Regularization $L_1$ norm and $L_2$ norm empirical study There are many methods to perform regularization -- $L_0$, $L_1$, and $L_2$ norm based regularization for example. According to Friedman Hastie & Tibsharani, the best regularizer depends on the problem: namely the nature of the true target function, the particular basis used, signal-to-noise ratio, and sample size.
Is there any empirical research comparing methods and performance of various regularization methods?
 A: Let consider a penalized linear model.
The $L_0$ penalty is not very used and is often replaced by the $L_1$ norm that is mathematically more flexible. 
The $L_1$ regularization has the property to build a sparse model. This means that only few variables will have  a  non 0 regression coefficient.  It is particularly used if you assume that only few variables have a real impact on the output variables. 
If there are very correlated variables only one of these will be selected with a non 0 coefficient. 
The $L_2$ penalty is like if you add a value $\lambda$ on the diagonal of the input matrix. It can be used for example in situations where the number of variables is larger than the number of samples. In order to obtain a square matrix. 
 With the $L_2$ norm penalty all the variables have non zero regression coefficient. 
A: A few additions to the answer of @Donbeo
1) The L0 norm is not a norm in the true sense. It is the number of non zero entries in a vector. This norm is clearly not a convex norm and is not a norm in the true sense.
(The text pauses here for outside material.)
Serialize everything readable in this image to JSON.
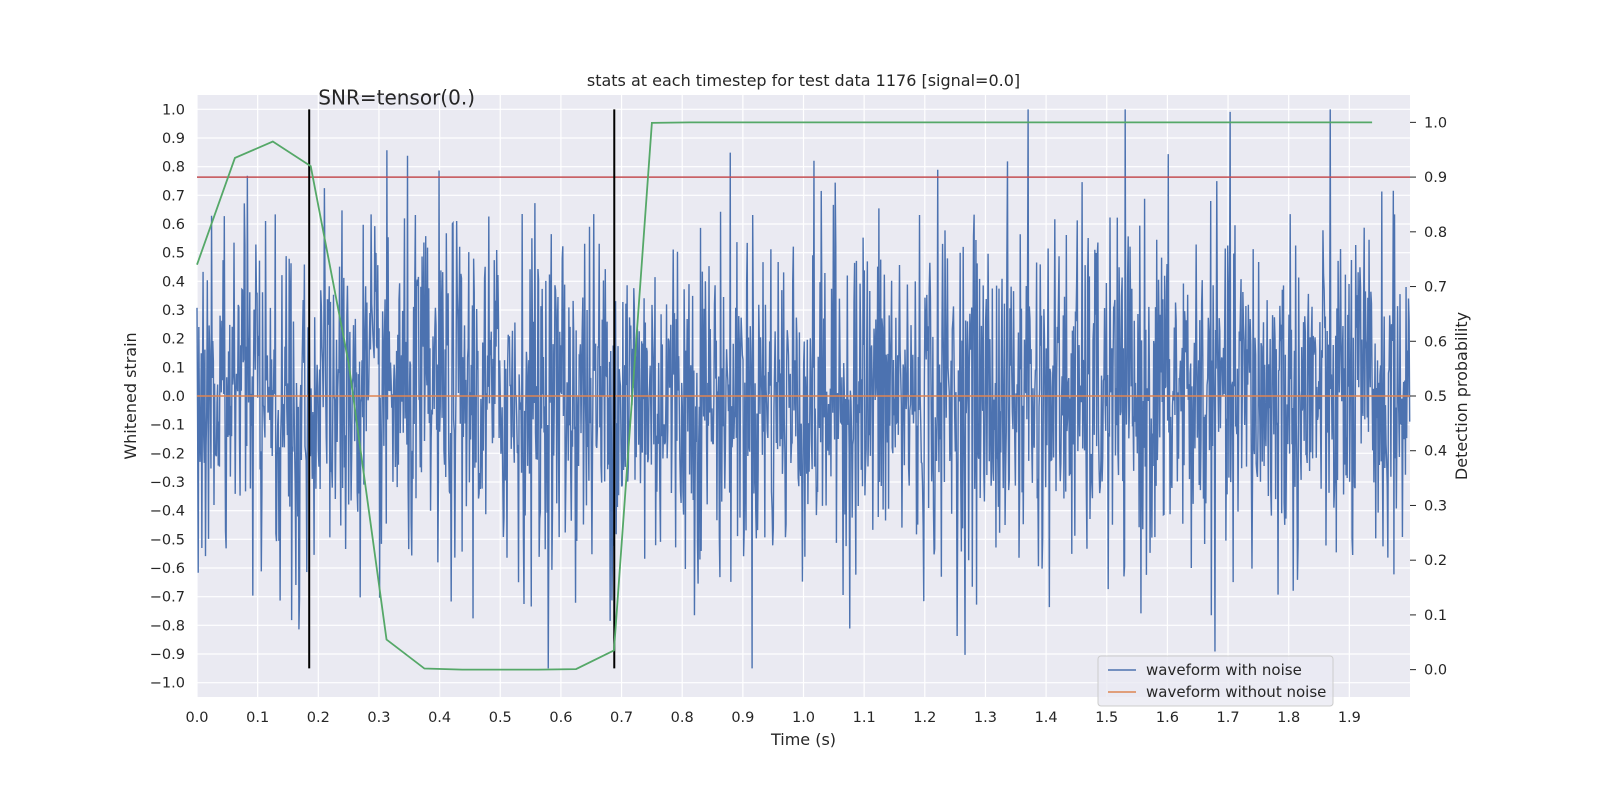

Hence you might see terms like L0 'norm'. It becomes a combinatorial problem and is hence NP hard.
2) The L1 norm gives a sparse solution (look up the LASSO). There are seminal results by Candes, Donoho etc. who show that if the true solution is really sparse the L1 penalized methods will recover it. If the underlying solution is not sparse you will not get the underlying solution in cases when p>>n. There are nice results which show that the Lasso is consistent. 
3) There are methods like the Elastic net by Zhou and Hastie which combine L2 and L1 penalized solutions.